The minimalist interior depends on that combination of white planes, wood and large tile floors. The rooms are open enough to give long sightlines, but the surfaces remain controlled. A view through one interior wall shows the exterior brick and planting beyond, so the house never loses the link to the garden. This is where the indoor-outdoor connection becomes more than a facade idea; it is part of how the rooms are organized and experienced from inside.
Kitchen and living area in one calm field
The kitchen sits in the same visual field as the living area, with the wood cabinetry anchoring one side of the space. The pale lower elements and dark floor keep the room from becoming visually busy. Instead of a strong contrast of functions, the arrangement allows the eye to travel from the cooking zone to the glazed opening and onward to the outdoor planting. The room feels open because its edges are legible, not because it has been emptied of detail.

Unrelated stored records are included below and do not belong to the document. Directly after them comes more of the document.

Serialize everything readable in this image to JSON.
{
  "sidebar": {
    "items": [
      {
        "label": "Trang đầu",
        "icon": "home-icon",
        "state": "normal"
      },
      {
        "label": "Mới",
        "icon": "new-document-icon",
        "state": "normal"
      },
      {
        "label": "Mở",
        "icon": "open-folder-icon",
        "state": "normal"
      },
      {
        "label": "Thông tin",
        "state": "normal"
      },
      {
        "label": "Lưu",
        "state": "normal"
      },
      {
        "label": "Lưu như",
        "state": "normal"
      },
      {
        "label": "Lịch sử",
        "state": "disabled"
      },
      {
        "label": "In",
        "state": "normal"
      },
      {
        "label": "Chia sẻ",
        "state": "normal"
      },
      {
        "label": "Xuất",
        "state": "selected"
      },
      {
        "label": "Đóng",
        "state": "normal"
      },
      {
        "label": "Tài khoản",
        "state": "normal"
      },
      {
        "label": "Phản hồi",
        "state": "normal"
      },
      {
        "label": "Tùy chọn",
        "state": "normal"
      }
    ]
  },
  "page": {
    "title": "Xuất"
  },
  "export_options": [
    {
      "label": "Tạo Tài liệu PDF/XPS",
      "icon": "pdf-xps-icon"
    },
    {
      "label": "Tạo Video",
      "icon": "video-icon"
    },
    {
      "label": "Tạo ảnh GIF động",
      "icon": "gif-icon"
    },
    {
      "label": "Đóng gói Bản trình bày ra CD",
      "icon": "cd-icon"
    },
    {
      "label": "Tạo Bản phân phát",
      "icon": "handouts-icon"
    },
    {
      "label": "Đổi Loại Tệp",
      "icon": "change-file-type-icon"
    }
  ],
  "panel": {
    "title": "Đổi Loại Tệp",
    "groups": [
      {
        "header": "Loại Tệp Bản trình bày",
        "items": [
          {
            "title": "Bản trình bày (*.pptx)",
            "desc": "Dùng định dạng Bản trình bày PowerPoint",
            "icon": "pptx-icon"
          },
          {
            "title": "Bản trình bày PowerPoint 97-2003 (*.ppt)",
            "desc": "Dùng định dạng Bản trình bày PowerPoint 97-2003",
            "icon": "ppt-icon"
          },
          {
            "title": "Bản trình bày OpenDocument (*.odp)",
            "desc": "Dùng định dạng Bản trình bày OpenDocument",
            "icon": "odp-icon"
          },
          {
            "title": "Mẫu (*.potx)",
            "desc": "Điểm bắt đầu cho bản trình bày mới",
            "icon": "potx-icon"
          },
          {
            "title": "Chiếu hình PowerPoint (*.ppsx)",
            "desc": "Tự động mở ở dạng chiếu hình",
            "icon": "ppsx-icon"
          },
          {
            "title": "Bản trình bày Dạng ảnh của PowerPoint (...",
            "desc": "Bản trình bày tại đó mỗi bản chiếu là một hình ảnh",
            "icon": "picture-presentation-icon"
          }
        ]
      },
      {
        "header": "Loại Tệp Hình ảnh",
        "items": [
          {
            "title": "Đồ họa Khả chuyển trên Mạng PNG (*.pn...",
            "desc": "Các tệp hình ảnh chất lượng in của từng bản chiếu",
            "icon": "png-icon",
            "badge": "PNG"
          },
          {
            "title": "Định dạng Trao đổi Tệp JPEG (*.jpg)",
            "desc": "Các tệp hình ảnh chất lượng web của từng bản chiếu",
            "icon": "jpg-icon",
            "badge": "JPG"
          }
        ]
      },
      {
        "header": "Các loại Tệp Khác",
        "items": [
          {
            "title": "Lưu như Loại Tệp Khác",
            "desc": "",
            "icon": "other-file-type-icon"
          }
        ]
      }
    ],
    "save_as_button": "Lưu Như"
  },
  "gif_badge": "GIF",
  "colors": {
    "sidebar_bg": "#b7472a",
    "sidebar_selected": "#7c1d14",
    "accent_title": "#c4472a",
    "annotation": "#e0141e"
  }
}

Indirect light, the tile grid and the horizontal cabinet lines all reinforce the room’s length. A few strong materials do the work: wood, tile, glass and painted surfaces. That limited palette helps the interior stay consistent from the entrance through to the main living zones. It is also what makes the outside views matter so much. Through the glass, the greenery reads almost like an extra layer of material, placed just beyond the room.
Bathroom surfaces kept direct and clear
The bathroom follows the same discipline. A double vanity stretches across the wall, with paired taps and a long countertop that keeps the composition low and simple. The shower is enclosed by glass, so the room remains open in spite of its compact fixtures. Dark floor tiles give the bathroom a stronger base than the other rooms, which makes the pale wall surfaces and fittings stand out without visual noise.
What makes the space work is not ornament, but proportion. The vanity takes up enough length to feel settled, while the glass shower keeps the room from being split into separate pieces. Reflections on the glass and the tile surface add depth, but the room is still easy to read at a glance. The bathroom fits the larger project language: direct materials, clear lines and a focus on how each surface meets the next.
Views that keep the house connected to the garden
Several images return to the same idea from different angles: a modern house that stays visually open to its surroundings. One view looks from inside toward the exterior brick and planting. Another follows the side walkway beside the glazed opening. Another holds on the terrace paving and the strong edge of the house. Together they show a consistent relationship between the built volume and the ground around it, with glass used to extend the rooms without losing the solidity of the brick shell.
That repetition is useful because it shows the project from more than one room and more than one distance. The house is read through its openings, its terrace and its interior surfaces at once. Brick, glass, wood and tile are the main materials, and they stay in view throughout the sequence. The result is a house that can be understood through movement: from outside to inside, from hard surface to soft daylight, and back again.